Hasegawa 1/48 J7W2 Shindenkai 'Jet Version'
|PRICE:||3800 SRP. A search turned up delivered prices from $42-$200.|
|REVIEWER:||Scott Van Aken|
|NOTES:||2009 Limited Edition. Resin parts. New sprue.|
The Kyūshū J7W1 Shinden (震電, "Magnificent Lightning") fighter was a World War II Japanese propeller-driven aircraft prototype with wings at the rear of the fuselage, a nose mounted canard, and pusher engine.
Developed by the Imperial Japanese Navy (IJN) as a short-range, land-based interceptor, the J7W was a response to Boeing B-29 Superfortress raids on the Japanese home islands. For interception missions, the J7W was to be armed with four forward-firing 30 mm cannons in the nose.
The construction of the first two prototypes started in earnest by June 1944, stress calculations were finished by January 1945, and the first prototype was completed in April 1945. The 2,130 hp Mitsubishi MK9D (Ha-43) radial engine and its supercharger were installed behind the cockpit and drove a six-bladed propeller via an extension shaft. Engine cooling was to be provided by long, narrow, obliquely mounted intakes on the side of the fuselage. It was this configuration that caused cooling problems while running the engine while it was still on the ground. This, together with the unavailability of some equipment parts postponed the first flight of the Shinden.
Even before the first prototype took to the air, the Navy ordered the J7W1 into production, with a quota of 30 Shinden a month given to Kyushu's Zasshonokuma factory and 120 from Nakajima's Handa plant. It was estimated some 1,086 Shinden could be produced between April 1946 and March 1947.
On 3 August 1945, the prototype first flew, with Tsuruno at the controls, from Itazuke Air Base. Two more short flights were made, a total of 45 minutes airborne, one each on the same days as the atomic bombings of Hiroshima and Nagasaki occurred, before the war's end. Flights were successful, but showed a marked torque pull to starboard (due to the powerful engine), some flutter of the propeller blades, and vibration in the extended drive shaft.
The Shinden was expected to be a highly maneuverable interceptor, but only two prototypes were finished before the end of war.
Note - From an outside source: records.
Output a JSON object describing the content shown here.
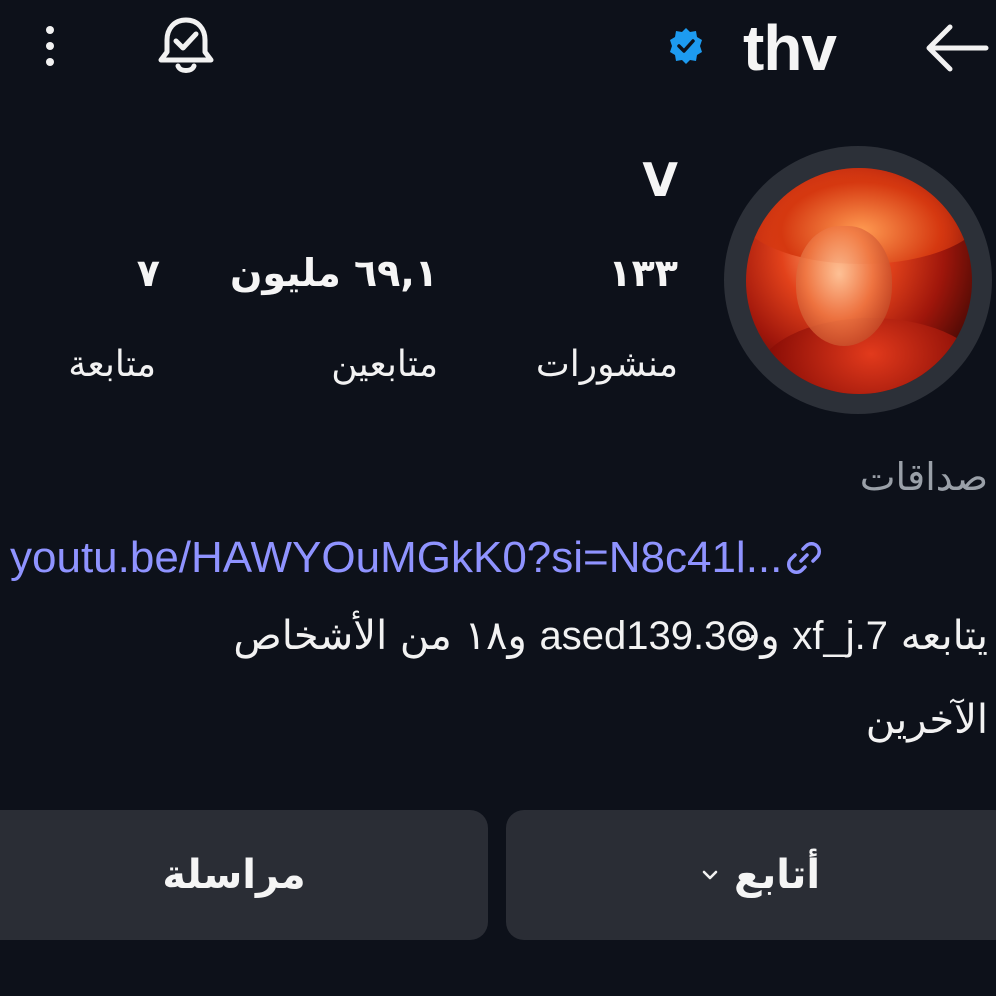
{
  "header": {
    "username": "thv",
    "icons": {
      "menu": "more-vertical-icon",
      "notifications": "bell-check-icon",
      "verified": "verified-badge-icon",
      "back": "arrow-back-icon"
    }
  },
  "profile": {
    "display_name": "V",
    "stats": [
      {
        "value": "١٣٣",
        "label": "منشورات"
      },
      {
        "value": "٦٩,١ مليون",
        "label": "متابعين"
      },
      {
        "value": "٧",
        "label": "متابعة"
      }
    ],
    "category": "صداقات",
    "link": {
      "text": "youtu.be/HAWYOuMGkK0?si=N8c41l...",
      "icon": "link-icon"
    },
    "followed_by": {
      "prefix": "يتابعه",
      "user1": "xf_j.7",
      "connector": "و",
      "threads_icon": "threads-icon",
      "user2": "ased139.3",
      "suffix": "و١٨ من الأشخاص",
      "line2": "الآخرين"
    }
  },
  "actions": {
    "follow_label": "أتابع",
    "message_label": "مراسلة"
  },
  "colors": {
    "background": "#0d111a",
    "button": "#2a2d35",
    "link": "#8f93ff",
    "muted": "#9aa0a8",
    "verified": "#1d9bf0"
  }
}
A jet engine–powered version was considered, but never reached the drawing board.
I believe this may well be one of the molds Hasegawa inherited when they bought Mania in the 1970s. The kit is nicely done with raised panel lines that are typical of that era. The cockpit is basically a tub into which one places a seat, stick and rudder pedals as well as a trim wheel. The instrument panel is placed into the fuselage itself. There is detail on the sidewalls and there is a roll bar assembly that fits behind the pilot's seat. This along with the nose gear and some weight is trapped between the two fuselage halves.
Not having built this kit, I'm not sure if the prop version was provided with stores, but this one is and there are various holes one has to open depending on how the aircraft is to be equipped. This has to be done prior to assembling the wing which is a single lower piece and two upper wing halves. The single piece twin tails are then slotted into the back of the wing. For this version, the small castor wheels are removed as those were installed to keep the prop from hitting the ground and this has no prop.
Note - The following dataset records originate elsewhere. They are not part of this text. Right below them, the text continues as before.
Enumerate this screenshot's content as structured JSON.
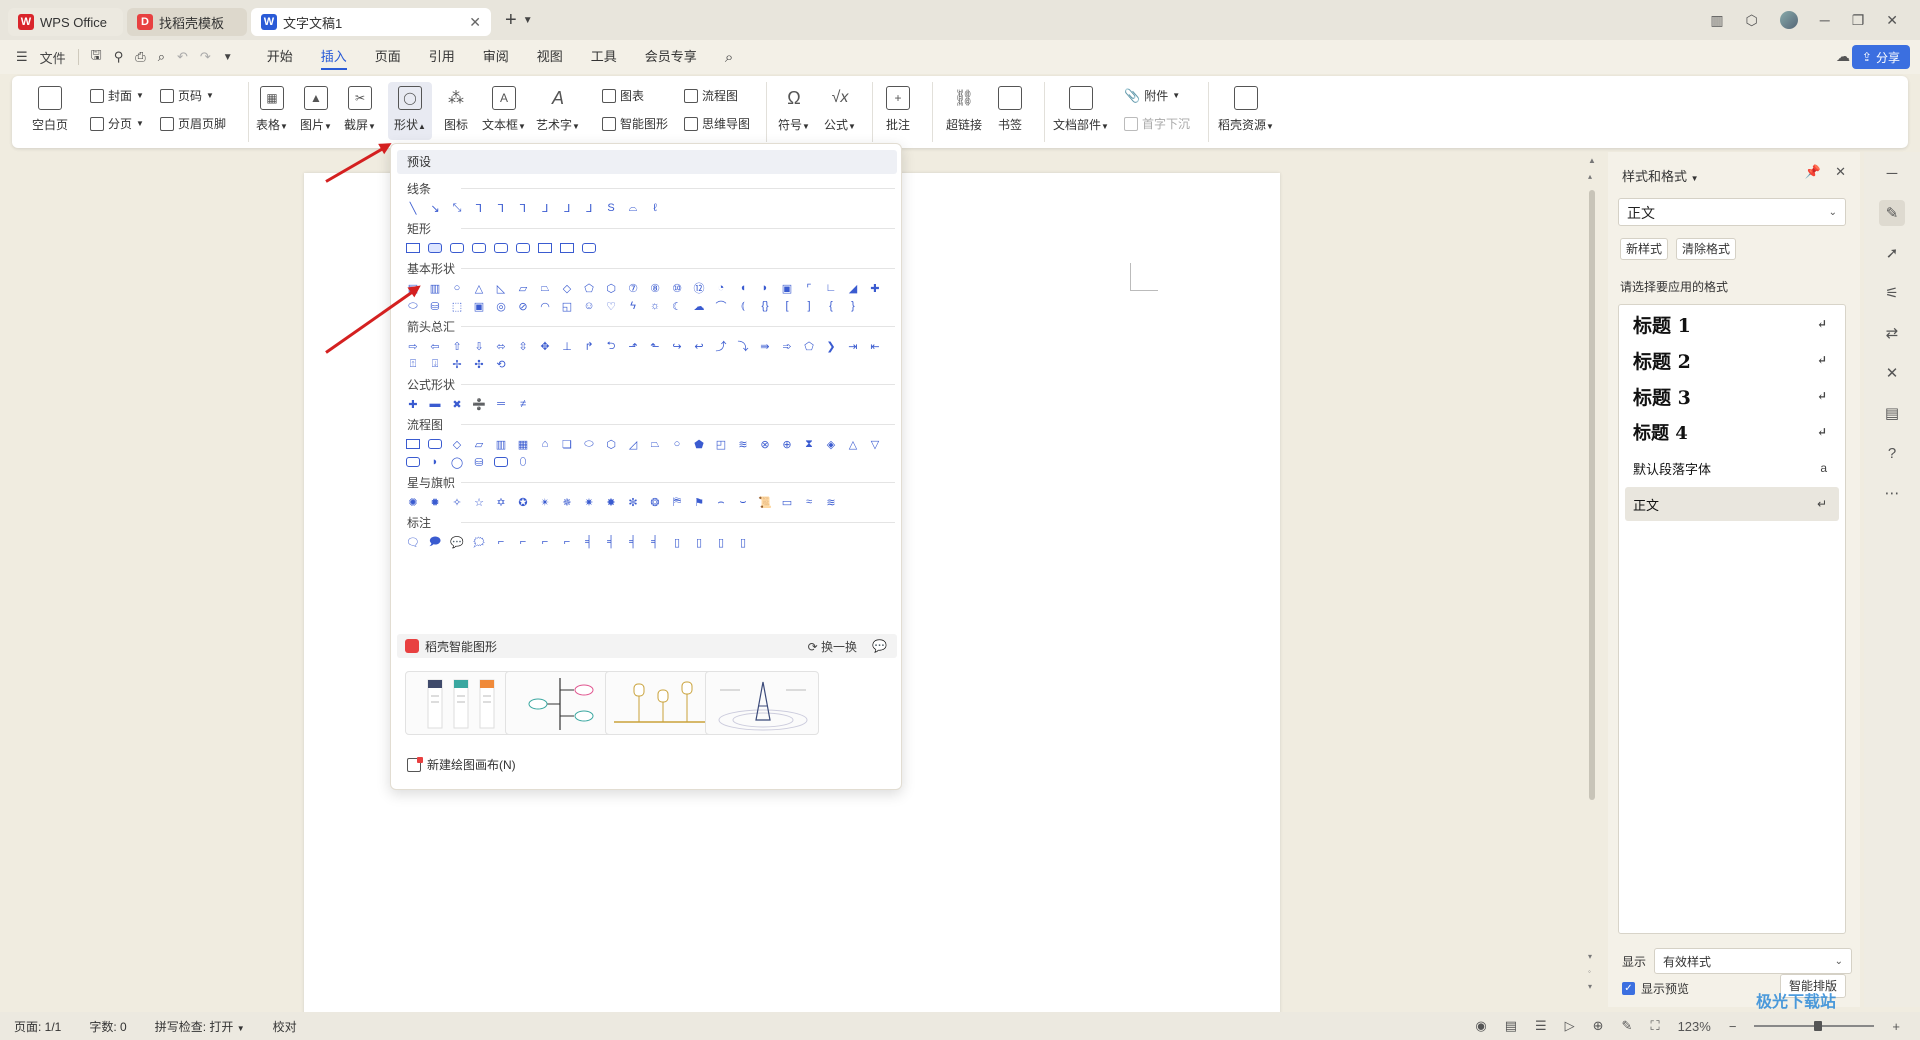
{
  "tabs": [
    {
      "label": "WPS Office"
    },
    {
      "label": "找稻壳模板"
    },
    {
      "label": "文字文稿1"
    }
  ],
  "menubar": {
    "file": "文件",
    "menus": [
      "开始",
      "插入",
      "页面",
      "引用",
      "审阅",
      "视图",
      "工具",
      "会员专享"
    ],
    "active": "插入",
    "share": "分享"
  },
  "ribbon": {
    "blank_page": "空白页",
    "cover": "封面",
    "page_break": "分页",
    "page_number": "页码",
    "header_footer": "页眉页脚",
    "table": "表格",
    "picture": "图片",
    "screenshot": "截屏",
    "shape": "形状",
    "icon": "图标",
    "textbox": "文本框",
    "wordart": "艺术字",
    "chart": "图表",
    "smartart": "智能图形",
    "flowchart": "流程图",
    "mindmap": "思维导图",
    "symbol": "符号",
    "formula": "公式",
    "comment": "批注",
    "hyperlink": "超链接",
    "bookmark": "书签",
    "doc_parts": "文档部件",
    "attachment": "附件",
    "dropcap": "首字下沉",
    "docer_res": "稻壳资源"
  },
  "shape_menu": {
    "preset": "预设",
    "sections": [
      {
        "label": "线条"
      },
      {
        "label": "矩形"
      },
      {
        "label": "基本形状"
      },
      {
        "label": "箭头总汇"
      },
      {
        "label": "公式形状"
      },
      {
        "label": "流程图"
      },
      {
        "label": "星与旗帜"
      },
      {
        "label": "标注"
      }
    ],
    "smart_title": "稻壳智能图形",
    "swap": "换一换",
    "new_canvas": "新建绘图画布(N)"
  },
  "styles_panel": {
    "title": "样式和格式",
    "current_style": "正文",
    "new_style": "新样式",
    "clear_format": "清除格式",
    "hint": "请选择要应用的格式",
    "items": [
      {
        "label": "标题  1"
      },
      {
        "label": "标题  2"
      },
      {
        "label": "标题  3"
      },
      {
        "label": "标题  4"
      },
      {
        "label": "默认段落字体"
      },
      {
        "label": "正文"
      }
    ],
    "show_label": "显示",
    "show_value": "有效样式",
    "preview": "显示预览",
    "smart_layout": "智能排版"
  },
  "statusbar": {
    "page": "页面: 1/1",
    "words": "字数: 0",
    "spell": "拼写检查: 打开",
    "proof": "校对",
    "zoom": "123%"
  },
  "watermark": "极光下载站",
  "colors": {
    "accent": "#2a5bd7",
    "shape_blue": "#3a5bd0",
    "arrow_red": "#d42020"
  }
}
The kit provides three resin parts. One is the jet exhaust which replaces the engine cowling tip and the other two are enlarged intake pieces. The canard and upper nose piece are a single construct and this is where the two cannon barrels are installed. Landing gear are rather spindly, and for those who want something a tad more solid, Scale Aircraft Conversions does a set of metal replacements. The kit also includes a standing pilot figure.
A three piece canopy is provided, though I'm not sure if it is designed to be displayed open. There are two sprues which I believe are new to this boxing. At least, I've not seen them on the original Hasegawa or the Minicraft boxing. This includes a pair of drop tanks and rockets. There are rails included for the rockets and one can install either two smaller rockets or one large and one small rocket per wing. One of the tanks can be carried on the centerline. If two wing tanks are carried, the large rockets cannot and only one smaller rocket will fit, this location outboard of the twin set up. This means that you need to make your mind up before assembling the wings as to just how you are going to arrange any underwing stores.
Instructions are the usual with Gunze paint references. There are two 'whiffer' schemes. One is the box art from the 302nd Naval Flying Group in 1947 with a big yellow flash on the fuselage, and the other is a Luftwaffe scheme from the same time period. Of course, you can paint this any way you might like and used extra markings from another kit. This is part of the fun of these sorts of kits.
If this sort of thing is something you like, then I'd encourage you to look for one while they are still around. What if models are popular in some circles and one thing for certain is that few of your fellow modelers will have built one. This was also done in 1/72 scale, though that kit is considerably more difficult to find.